AGOSTO

Sabemos que somos unos pesados, pero…

Es probable que, en alguna ocasión, nos hayáis oído argumentar que el estado seguro de las instalaciones nucleares españolas viene acreditado por el Consejo de Seguridad Nuclear.

Sin embargo, ¿realmente son suficientes las inspecciones de este organismo para afirmar que una central nuclear se encuentra en óptimas condiciones de operación?

 

Entre las múltiples funciones del CSN se encuentra la de proponer reglamentación y normativa en materia de seguridad nuclear y protección radiológica.

Para garantizar que el estado de una central nuclear se ajuste continuamente a los criterios de seguridad y, de este modo, evitar la apertura de expedientes sancionadores, el CSN lleva a cabo tareas de supervisión y control del funcionamiento de las instalaciones, realizando diferentes inspecciones:

     – de licenciamiento, que aseguran que los procesos de autorización de las instalaciones se llevan a cabo de acuerdo a la reglamentación vigente,

     – de control, para asegurar que el funcionamiento de las instalaciones cumple con los requisitos en base a los cuales se concedió la autorización correspondiente, y

     – especiales, aquellas que surgen como consecuencia de incidentes, situaciones excepcionales, denuncias, etc.

Además, en las diferentes centrales nucleares españolas el CSN mantiene un Inspector Residente que realiza un seguimiento diario de la actividad de la instalación, supervisando el cumplimiento de los documentos oficiales de explotación.
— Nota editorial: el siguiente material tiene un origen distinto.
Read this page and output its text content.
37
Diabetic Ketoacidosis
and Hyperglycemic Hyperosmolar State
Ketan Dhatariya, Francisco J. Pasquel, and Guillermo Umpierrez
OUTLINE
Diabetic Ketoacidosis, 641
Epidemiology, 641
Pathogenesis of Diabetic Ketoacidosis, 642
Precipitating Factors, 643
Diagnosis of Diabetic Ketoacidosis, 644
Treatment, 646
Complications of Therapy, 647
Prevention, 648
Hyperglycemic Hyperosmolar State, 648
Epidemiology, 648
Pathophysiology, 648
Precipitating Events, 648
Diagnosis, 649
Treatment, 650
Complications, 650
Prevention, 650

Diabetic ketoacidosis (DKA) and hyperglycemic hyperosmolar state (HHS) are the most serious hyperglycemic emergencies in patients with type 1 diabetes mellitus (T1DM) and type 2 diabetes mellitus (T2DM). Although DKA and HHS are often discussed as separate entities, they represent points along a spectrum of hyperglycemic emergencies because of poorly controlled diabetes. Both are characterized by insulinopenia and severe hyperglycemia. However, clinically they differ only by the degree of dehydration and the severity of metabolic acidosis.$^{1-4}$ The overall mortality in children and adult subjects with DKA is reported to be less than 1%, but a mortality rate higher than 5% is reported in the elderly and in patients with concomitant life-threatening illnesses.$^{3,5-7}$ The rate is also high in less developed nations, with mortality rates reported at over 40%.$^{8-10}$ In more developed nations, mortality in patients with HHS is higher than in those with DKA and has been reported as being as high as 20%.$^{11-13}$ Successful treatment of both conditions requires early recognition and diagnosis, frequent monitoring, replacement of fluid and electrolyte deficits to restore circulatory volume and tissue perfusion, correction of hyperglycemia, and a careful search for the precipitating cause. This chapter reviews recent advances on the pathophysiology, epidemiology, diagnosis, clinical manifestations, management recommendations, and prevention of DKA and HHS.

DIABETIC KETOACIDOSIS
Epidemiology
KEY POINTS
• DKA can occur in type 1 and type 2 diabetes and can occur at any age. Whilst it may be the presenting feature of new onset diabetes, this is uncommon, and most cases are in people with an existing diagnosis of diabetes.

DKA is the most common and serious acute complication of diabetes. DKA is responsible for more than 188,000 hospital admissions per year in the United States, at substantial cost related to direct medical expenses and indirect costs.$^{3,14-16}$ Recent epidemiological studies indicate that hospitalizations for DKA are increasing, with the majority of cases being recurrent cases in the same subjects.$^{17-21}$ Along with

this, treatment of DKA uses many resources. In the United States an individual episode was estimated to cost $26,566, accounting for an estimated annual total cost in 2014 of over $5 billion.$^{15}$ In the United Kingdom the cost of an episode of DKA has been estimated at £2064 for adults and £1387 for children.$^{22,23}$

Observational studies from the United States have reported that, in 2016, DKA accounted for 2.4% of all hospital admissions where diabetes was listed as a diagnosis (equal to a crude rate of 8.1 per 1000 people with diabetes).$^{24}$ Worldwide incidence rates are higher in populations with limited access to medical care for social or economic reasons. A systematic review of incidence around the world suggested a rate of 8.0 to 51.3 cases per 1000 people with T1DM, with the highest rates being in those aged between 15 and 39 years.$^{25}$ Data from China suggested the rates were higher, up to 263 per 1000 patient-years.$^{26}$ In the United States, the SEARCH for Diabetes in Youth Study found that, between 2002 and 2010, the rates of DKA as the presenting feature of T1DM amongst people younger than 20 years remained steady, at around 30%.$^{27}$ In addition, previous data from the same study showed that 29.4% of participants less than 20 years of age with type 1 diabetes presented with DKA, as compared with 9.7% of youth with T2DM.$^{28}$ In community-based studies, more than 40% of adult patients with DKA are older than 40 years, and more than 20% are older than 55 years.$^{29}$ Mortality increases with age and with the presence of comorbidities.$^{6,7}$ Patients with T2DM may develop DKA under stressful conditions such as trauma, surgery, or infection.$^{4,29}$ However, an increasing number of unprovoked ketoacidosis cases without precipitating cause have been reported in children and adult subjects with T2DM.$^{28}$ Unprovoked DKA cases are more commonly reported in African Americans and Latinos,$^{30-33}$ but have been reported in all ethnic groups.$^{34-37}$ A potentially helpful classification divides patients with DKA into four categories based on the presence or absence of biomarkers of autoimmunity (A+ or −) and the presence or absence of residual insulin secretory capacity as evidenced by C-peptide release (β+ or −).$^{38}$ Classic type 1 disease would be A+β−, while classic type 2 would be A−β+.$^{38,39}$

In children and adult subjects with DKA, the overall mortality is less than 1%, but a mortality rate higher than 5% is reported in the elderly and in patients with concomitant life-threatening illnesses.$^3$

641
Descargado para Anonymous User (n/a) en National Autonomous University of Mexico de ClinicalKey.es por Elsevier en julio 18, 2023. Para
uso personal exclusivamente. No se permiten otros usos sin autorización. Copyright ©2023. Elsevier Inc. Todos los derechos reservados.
Pero, ¿qué ocurre si, en alguna de las inspecciones realizadas sobre el estado de una central, se detecta una desviación respecto de la normativa?

Los resultados de las diferentes inspecciones que realiza el personal técnico del CSN se reflejan en las Actas de Inspección y, además, el CSN publica en su página web el Sistema Integrado de Supervisión de Centrales Nucleares, SICN, una herramienta en la que se pueden identificar los hallazgos encontrados en los resultados de las inspecciones y  las diferentes acciones correctoras para subsanar las posibles incidencias detectadas.

En este sistema, la denominada matriz de acción proporciona una visión global sobre la situación de las plantas, facilitando así su diagnóstico.

En la imagen se observa cómo, claramente, durante el primer trimestre de este año el estado operativo de las centrales nucleares españolas ha sido el adecuado, dado que en ningún caso se han encontrado indicadores de degradación en los pilares fundamentales del análisis o de funcionamiento inaceptable de la instalación.

 

Como conclusión, el estricto control que el CSN realiza sobre los procesos de autorización de licencias, así como la supervisión directa sobre las centrales nucleares y su transparencia a la hora publicar los resultados de las diferentes inspecciones, son razones suficientes para que desde JJNN podamos reafirmarnos en el estado seguro de del parque nuclear español.